In case of gram-negative bacterial (plant) pathogens it is known that sophisticated strategies are employed to invade and colonize plants. Many of these pathogens use a specialized secretion system as a molecular syringe to inject effector proteins directly into the host cell reviewed by Büttner and Bonas (2002). These effector proteins modulate a variety of host cellular pathways, such as rearrangements of the cytoskeleton and defense responses (Vivian and Arnold 2000; Büttner and Bonas 2003). One example is an effector protein from the bacteria, Xanthomonas campestris pv. Vesicatoria, which can be located in the nuclei of infected pepper leaves (Minsavage et al. 1990; Vivian and Arnold 2000; Szurek et al. 2002).
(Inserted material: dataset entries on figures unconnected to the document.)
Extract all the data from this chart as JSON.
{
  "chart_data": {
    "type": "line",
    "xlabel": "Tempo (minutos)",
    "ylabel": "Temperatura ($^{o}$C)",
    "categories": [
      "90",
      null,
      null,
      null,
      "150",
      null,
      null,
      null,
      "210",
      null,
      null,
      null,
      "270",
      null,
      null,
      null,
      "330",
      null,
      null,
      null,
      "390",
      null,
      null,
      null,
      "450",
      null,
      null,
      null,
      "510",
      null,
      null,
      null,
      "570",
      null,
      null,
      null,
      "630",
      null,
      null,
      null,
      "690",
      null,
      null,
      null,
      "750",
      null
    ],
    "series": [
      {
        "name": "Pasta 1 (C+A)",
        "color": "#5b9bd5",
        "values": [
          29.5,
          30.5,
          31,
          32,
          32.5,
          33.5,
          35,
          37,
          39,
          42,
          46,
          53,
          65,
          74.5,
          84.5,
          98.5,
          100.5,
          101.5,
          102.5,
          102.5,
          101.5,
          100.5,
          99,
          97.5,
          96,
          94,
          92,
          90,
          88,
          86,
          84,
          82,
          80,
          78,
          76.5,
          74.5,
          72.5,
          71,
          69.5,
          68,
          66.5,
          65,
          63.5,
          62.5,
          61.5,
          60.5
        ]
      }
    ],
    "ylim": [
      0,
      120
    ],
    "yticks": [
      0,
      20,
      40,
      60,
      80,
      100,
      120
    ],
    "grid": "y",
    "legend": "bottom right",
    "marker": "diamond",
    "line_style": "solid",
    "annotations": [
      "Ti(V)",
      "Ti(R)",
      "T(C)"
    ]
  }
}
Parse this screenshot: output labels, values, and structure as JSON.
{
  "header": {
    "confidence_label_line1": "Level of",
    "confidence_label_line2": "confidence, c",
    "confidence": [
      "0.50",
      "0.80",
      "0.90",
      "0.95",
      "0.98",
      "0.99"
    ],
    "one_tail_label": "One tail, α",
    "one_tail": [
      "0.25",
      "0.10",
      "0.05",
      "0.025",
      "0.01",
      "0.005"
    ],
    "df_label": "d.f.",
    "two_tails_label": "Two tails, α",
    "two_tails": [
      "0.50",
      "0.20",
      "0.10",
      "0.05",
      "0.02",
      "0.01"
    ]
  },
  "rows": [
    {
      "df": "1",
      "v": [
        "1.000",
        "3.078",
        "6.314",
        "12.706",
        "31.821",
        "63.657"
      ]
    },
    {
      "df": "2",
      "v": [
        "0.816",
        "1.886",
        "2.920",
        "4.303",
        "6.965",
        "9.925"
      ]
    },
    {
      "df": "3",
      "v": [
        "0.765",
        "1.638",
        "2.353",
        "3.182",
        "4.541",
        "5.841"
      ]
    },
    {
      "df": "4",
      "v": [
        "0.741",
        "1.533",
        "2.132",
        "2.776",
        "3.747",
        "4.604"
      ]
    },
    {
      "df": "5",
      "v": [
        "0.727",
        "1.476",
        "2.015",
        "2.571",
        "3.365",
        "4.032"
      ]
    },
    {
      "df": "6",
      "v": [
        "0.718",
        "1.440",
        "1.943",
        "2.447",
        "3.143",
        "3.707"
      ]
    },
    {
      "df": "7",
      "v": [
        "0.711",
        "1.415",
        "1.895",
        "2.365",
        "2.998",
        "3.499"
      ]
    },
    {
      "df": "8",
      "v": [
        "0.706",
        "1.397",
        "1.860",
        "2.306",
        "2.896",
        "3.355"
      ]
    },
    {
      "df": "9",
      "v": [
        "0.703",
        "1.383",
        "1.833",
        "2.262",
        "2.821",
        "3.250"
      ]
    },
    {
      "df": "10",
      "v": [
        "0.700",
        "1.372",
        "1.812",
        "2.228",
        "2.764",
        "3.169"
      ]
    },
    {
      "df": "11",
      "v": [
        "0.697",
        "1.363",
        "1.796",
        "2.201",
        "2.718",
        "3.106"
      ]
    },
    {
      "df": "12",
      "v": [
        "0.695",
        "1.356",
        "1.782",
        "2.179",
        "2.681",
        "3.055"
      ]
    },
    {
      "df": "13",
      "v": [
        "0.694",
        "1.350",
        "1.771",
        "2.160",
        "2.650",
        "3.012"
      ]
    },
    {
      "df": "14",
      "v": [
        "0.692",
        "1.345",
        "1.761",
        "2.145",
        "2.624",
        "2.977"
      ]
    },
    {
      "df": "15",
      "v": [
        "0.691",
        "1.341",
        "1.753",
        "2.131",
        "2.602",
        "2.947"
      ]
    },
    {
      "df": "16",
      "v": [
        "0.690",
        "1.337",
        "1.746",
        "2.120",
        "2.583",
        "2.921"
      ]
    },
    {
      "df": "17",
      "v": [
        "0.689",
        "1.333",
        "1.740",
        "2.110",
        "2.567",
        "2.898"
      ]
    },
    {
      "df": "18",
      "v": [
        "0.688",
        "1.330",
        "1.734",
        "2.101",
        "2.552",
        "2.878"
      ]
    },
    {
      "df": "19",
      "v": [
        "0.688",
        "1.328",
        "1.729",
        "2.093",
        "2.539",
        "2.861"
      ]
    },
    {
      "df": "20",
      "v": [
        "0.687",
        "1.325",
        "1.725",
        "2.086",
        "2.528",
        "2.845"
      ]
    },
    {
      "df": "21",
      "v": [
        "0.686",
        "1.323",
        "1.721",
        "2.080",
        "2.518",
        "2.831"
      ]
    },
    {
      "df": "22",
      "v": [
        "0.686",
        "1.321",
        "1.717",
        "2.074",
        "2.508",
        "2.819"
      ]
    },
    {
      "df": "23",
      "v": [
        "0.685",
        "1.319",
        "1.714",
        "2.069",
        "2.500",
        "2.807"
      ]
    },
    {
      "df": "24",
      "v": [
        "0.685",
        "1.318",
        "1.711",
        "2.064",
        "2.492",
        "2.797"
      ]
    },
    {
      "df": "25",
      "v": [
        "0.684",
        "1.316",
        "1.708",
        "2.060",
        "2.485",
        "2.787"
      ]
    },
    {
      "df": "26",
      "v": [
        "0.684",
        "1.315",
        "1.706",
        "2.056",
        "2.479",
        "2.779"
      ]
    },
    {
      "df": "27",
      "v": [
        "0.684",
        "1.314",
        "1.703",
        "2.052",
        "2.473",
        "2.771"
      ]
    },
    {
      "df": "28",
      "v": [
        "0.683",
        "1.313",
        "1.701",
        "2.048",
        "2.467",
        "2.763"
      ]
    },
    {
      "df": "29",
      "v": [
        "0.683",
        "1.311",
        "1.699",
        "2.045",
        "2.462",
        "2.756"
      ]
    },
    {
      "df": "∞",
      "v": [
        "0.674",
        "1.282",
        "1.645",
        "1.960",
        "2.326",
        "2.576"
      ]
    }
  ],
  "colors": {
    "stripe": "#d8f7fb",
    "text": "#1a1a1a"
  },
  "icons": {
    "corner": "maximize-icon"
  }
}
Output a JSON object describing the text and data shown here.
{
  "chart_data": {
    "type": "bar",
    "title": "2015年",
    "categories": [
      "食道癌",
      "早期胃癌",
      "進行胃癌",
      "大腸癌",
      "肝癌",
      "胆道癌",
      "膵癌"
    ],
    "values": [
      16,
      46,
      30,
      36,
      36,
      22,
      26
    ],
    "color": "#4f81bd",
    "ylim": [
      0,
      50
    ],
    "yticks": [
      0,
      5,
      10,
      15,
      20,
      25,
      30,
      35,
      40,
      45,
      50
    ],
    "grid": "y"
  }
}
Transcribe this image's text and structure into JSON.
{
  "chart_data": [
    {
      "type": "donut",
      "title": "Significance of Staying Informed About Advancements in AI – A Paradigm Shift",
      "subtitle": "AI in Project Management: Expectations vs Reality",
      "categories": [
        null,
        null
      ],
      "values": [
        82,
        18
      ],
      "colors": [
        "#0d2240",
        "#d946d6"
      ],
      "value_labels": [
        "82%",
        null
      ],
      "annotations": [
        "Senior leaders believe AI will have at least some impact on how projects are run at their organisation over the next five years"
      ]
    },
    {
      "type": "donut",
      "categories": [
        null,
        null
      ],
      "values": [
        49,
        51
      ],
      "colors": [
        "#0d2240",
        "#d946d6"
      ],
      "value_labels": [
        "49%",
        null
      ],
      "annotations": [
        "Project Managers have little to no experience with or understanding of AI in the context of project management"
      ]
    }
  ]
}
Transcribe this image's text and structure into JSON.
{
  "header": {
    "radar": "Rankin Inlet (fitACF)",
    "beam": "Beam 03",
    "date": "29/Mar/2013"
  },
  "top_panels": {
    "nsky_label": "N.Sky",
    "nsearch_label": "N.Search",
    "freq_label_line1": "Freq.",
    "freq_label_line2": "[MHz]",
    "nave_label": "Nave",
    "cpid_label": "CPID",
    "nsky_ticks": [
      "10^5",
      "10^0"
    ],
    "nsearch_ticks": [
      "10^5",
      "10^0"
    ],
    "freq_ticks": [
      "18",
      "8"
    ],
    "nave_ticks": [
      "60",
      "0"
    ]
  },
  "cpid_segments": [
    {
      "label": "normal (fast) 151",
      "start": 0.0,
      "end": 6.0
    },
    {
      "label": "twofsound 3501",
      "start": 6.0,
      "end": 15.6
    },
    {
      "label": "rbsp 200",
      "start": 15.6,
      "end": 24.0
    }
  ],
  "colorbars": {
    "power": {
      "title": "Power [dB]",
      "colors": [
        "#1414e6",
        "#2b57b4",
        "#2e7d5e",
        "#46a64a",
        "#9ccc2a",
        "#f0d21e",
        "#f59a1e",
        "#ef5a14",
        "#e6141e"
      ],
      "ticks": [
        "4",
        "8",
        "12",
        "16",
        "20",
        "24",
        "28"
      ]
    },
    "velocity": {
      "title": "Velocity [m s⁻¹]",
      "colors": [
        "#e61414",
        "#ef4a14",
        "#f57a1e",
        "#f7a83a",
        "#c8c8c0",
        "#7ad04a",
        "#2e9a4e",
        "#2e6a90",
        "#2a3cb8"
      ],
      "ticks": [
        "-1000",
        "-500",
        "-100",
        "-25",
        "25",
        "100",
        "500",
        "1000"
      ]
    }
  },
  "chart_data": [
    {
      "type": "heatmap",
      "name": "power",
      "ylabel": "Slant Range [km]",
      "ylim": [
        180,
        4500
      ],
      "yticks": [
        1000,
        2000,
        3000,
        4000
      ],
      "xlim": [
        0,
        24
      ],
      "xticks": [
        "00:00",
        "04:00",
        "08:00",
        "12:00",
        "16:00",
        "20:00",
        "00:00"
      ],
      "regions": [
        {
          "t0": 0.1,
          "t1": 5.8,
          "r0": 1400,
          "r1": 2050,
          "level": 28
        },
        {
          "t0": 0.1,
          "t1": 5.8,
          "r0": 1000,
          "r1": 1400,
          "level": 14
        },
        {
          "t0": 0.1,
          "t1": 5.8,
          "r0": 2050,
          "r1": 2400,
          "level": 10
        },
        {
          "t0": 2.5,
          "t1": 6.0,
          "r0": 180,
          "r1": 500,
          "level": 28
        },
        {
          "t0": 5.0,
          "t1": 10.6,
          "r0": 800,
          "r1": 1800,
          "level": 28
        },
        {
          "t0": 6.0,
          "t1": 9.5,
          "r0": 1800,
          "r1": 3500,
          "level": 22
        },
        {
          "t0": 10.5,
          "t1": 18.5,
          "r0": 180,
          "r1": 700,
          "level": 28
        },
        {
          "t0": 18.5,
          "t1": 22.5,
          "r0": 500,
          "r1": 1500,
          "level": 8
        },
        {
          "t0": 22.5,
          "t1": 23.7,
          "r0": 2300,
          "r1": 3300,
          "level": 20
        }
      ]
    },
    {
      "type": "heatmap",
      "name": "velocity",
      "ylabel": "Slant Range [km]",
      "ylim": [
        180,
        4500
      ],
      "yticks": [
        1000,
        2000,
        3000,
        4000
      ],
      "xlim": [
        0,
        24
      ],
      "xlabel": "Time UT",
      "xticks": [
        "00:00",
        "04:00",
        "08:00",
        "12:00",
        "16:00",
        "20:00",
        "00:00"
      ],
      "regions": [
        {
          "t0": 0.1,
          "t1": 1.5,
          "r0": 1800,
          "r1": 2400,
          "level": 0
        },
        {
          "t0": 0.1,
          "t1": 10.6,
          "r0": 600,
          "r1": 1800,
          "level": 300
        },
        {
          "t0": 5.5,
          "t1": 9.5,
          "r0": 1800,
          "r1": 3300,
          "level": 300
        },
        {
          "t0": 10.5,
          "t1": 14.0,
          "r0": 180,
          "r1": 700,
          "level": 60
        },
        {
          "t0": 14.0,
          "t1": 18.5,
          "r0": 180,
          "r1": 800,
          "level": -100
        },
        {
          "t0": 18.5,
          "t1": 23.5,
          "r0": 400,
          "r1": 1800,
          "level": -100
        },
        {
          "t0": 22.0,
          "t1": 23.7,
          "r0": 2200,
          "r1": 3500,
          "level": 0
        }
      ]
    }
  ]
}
This gene belongs to an avirulence gene family, which encodes proteins targeted to plant cells by the abovementioned specialized bacterial secretion apparatus. A member of this gene family is also found in Xanthomonas oryzae pv. Oryzae, where it is targeted to the host cell nucleus and has the potential to interact with the host DNA (Yang et al. 2000).
Another well-studied pathogen is the simian virus, SV40. In order to infect monkey- and other mammalian cells, SV40 transfers DNA and the T-antigen into its host. In addition, virion particles and viral structural proteins of SV40 can be located in the host nucleus. It is assumed that these viral structural proteins facilitate virion import into the nucleus and viral gene expression (Clever et al. 1993; Yamada and Kasamatsu 1993).
During the infection process, SV40 binds to certain molecules on the cell surface and enters cells via a unique endocytic pathway. SV40 is then delivered to the endoplasmic reticulum (reviewed by (Norkin 1999). Subsequently, SV40 traverses towards the nucleus. Using the cell's own nuclear import machinery, the viral genome enter the nucleus through the nuclear pore complex (NPC) (Yamada and Kasamatsu 1993; Dean 1997; Kasamatsu and Nakanishi 1998). In this context, it has been shown that in order to accumulate in the host cell nucleus, the SV40 large T antigen requires an NLS (Kalderon et al. 1984).
As mentioned previously, in-depth knowledge about alien protein transport into host cell nuclei is limited. Moreover, the function of alien proteins in the plant nucleus can only be speculated upon. This is particularly true when discussing fungal protein export to plant nuclei, although, as will be shown later on in this thesis, fungal pathogen proteins can in fact be found in the host plant nucleus.